日弁連の小林元治会長は7月27日の定例記者会見で、刑事手続のIT化について「日弁連も大きな期待を寄せている」と語った。法務省は2023年度内の法案提出を目指しており、今月29日に法制審の第一回会議が開かれる。

法制審では、証拠のデジタル開示やオンライン接見などが検討される予定。小林会長は、証拠のデジタル開示による謄写(コピー)コスト削減や接見の移動負担減、迅速な防御などが期待できると歓迎した。

謄写費用は、国選のときは基本的に国負担で法テラスによる一定の補填もあるが、私選だと依頼者負担となる。事件によっては数百万円かかることもあるとされる。

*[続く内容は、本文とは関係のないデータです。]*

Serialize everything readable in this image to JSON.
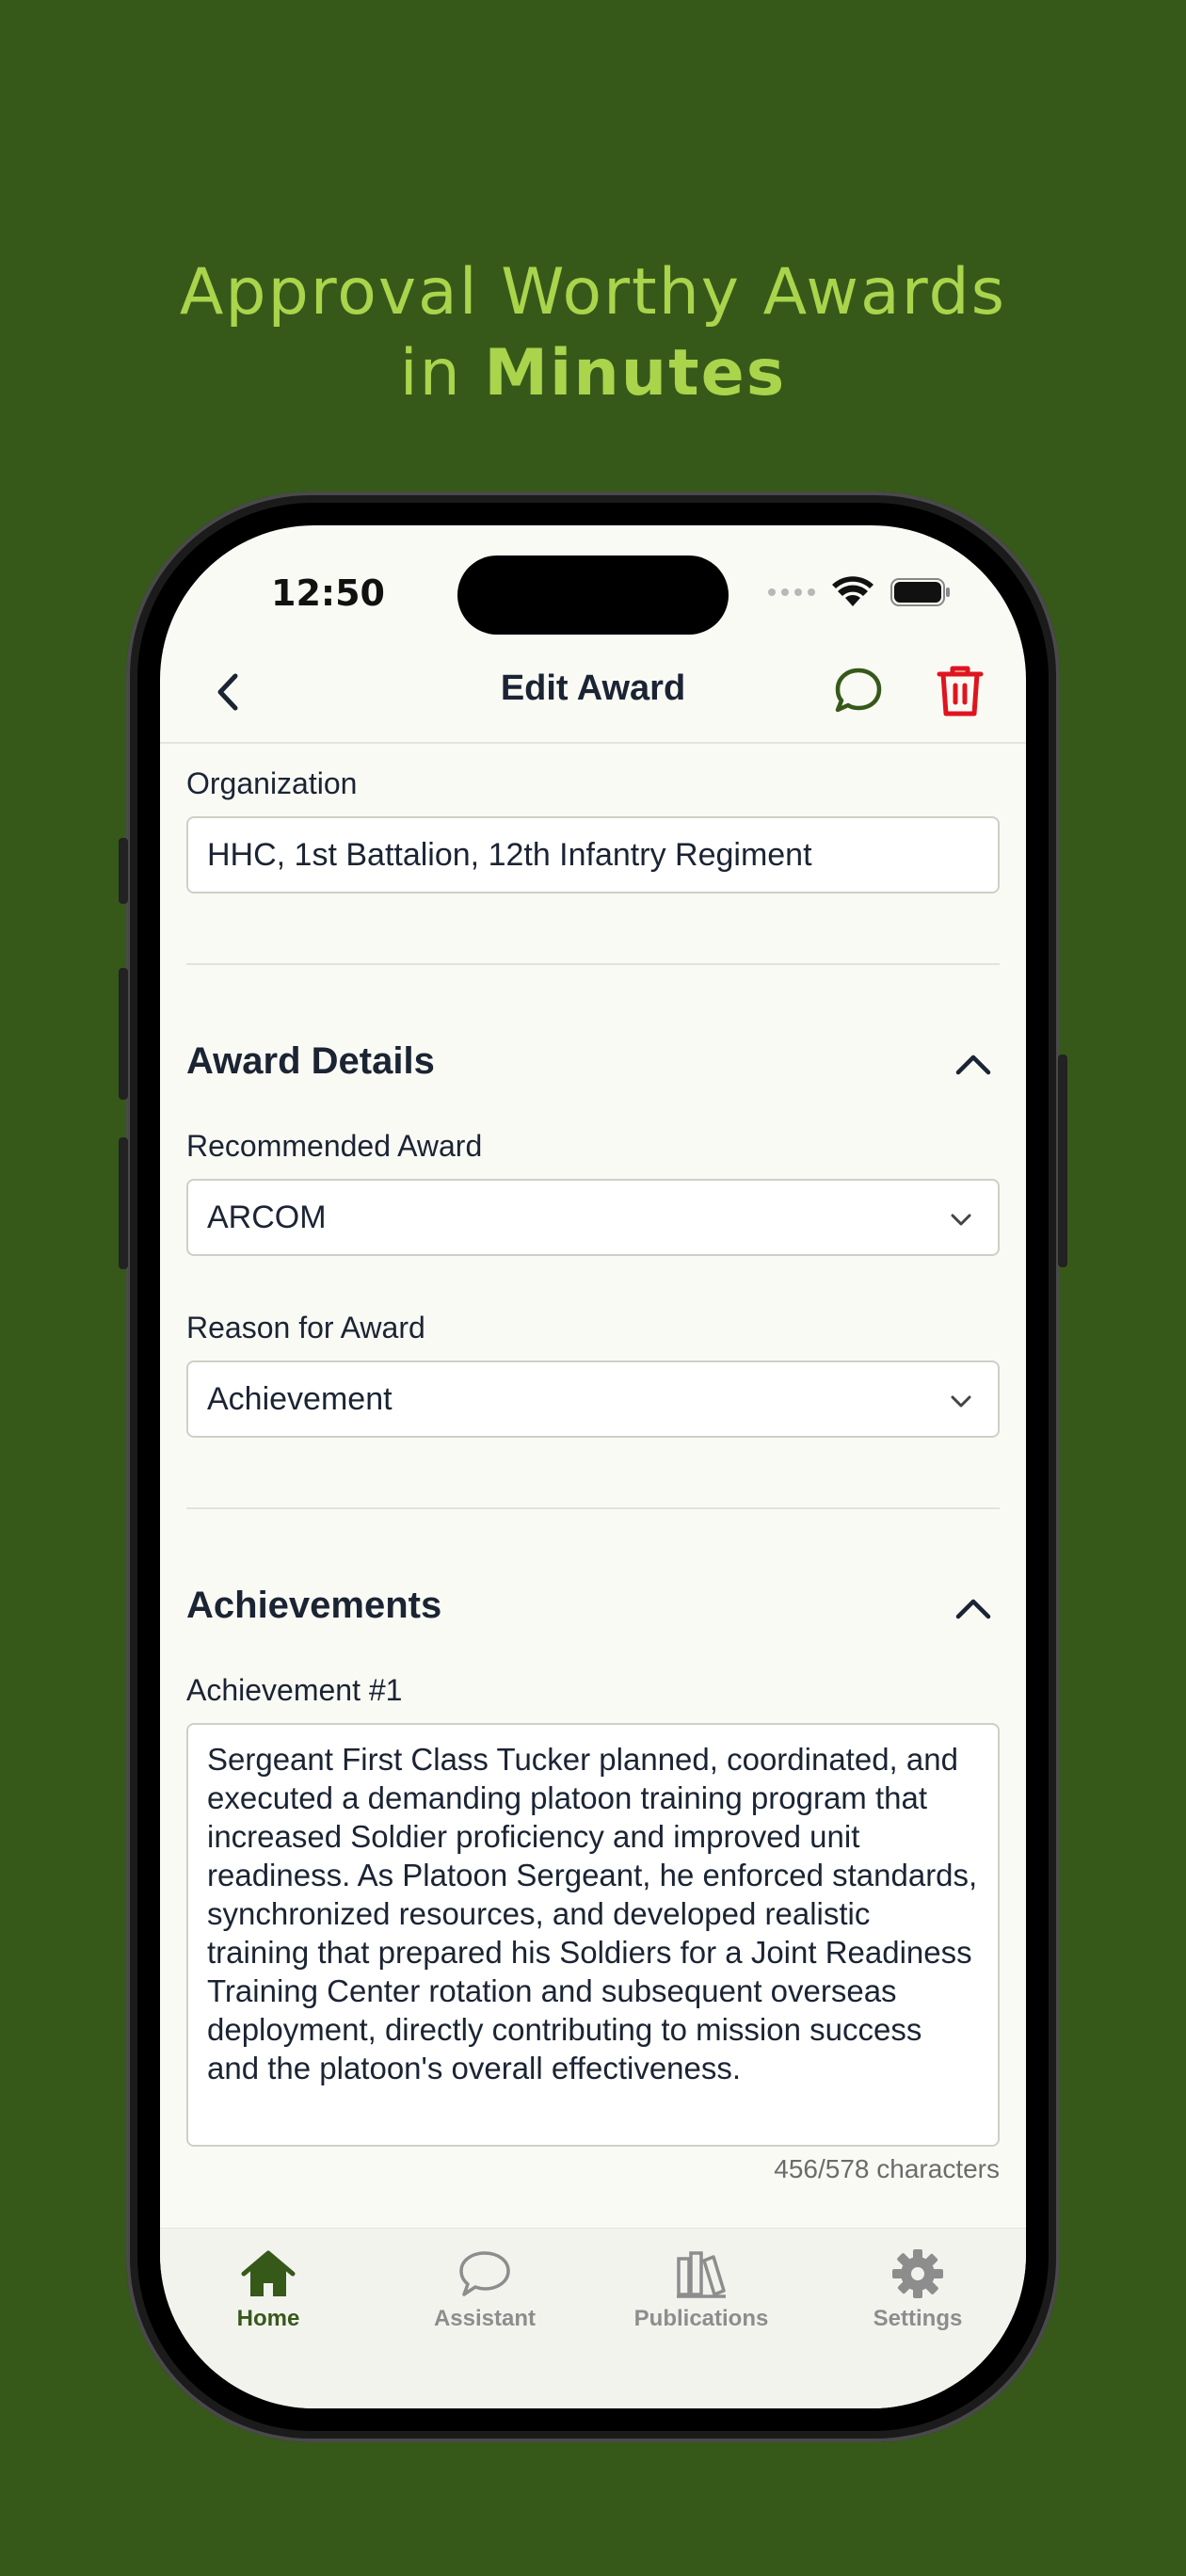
{
  "headline": {
    "line1": "Approval Worthy Awards",
    "line2_prefix": "in ",
    "line2_bold": "Minutes"
  },
  "status": {
    "time": "12:50"
  },
  "nav": {
    "title": "Edit Award"
  },
  "organization": {
    "label": "Organization",
    "value": "HHC, 1st Battalion, 12th Infantry Regiment"
  },
  "award_details": {
    "title": "Award Details",
    "recommended_label": "Recommended Award",
    "recommended_value": "ARCOM",
    "reason_label": "Reason for Award",
    "reason_value": "Achievement"
  },
  "achievements": {
    "title": "Achievements",
    "item_label": "Achievement #1",
    "item_text": "Sergeant First Class Tucker planned, coordinated, and executed a demanding platoon training program that increased Soldier proficiency and improved unit readiness. As Platoon Sergeant, he enforced standards, synchronized resources, and developed realistic training that prepared his Soldiers for a Joint Readiness Training Center rotation and subsequent overseas deployment, directly contributing to mission success and the platoon's overall effectiveness.",
    "counter": "456/578 characters"
  },
  "tabs": [
    {
      "label": "Home",
      "icon": "home-icon",
      "active": true
    },
    {
      "label": "Assistant",
      "icon": "chat-bubble-icon",
      "active": false
    },
    {
      "label": "Publications",
      "icon": "books-icon",
      "active": false
    },
    {
      "label": "Settings",
      "icon": "gear-icon",
      "active": false
    }
  ],
  "colors": {
    "background": "#36591a",
    "accent": "#a9d44c",
    "active_tab": "#36591a",
    "delete": "#e0141e"
  }
}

法制審では証人尋問などのオンライン化の程度についても検討される見込みだが、オンラインだと十分な尋問ができなかったり、裁判官の心証形成に影響したりする可能性も指摘されている。

小林会長は、被疑者・被告人の権利の重要性を強調。オンライン化により、裁判の公開原則を損なうことなく、逆に刑事手続の透明性をより高めていく必要があると語った。

●取り調べ可視化などの見直しも

刑事訴訟法をめぐっては、冤罪を防ぐ方策を検討する法務省の「改正刑訴法に関する刑事手続の在り方協議会」も議論がスタートする。2019年6月に全面施行された改正刑訴法にある3年後の見直し規定に基づいたものだ。

小林会長は、取り調べの録音・録画を全事件・全過程に拡大することや再審法の改正などを検討していくことが大切だと話した。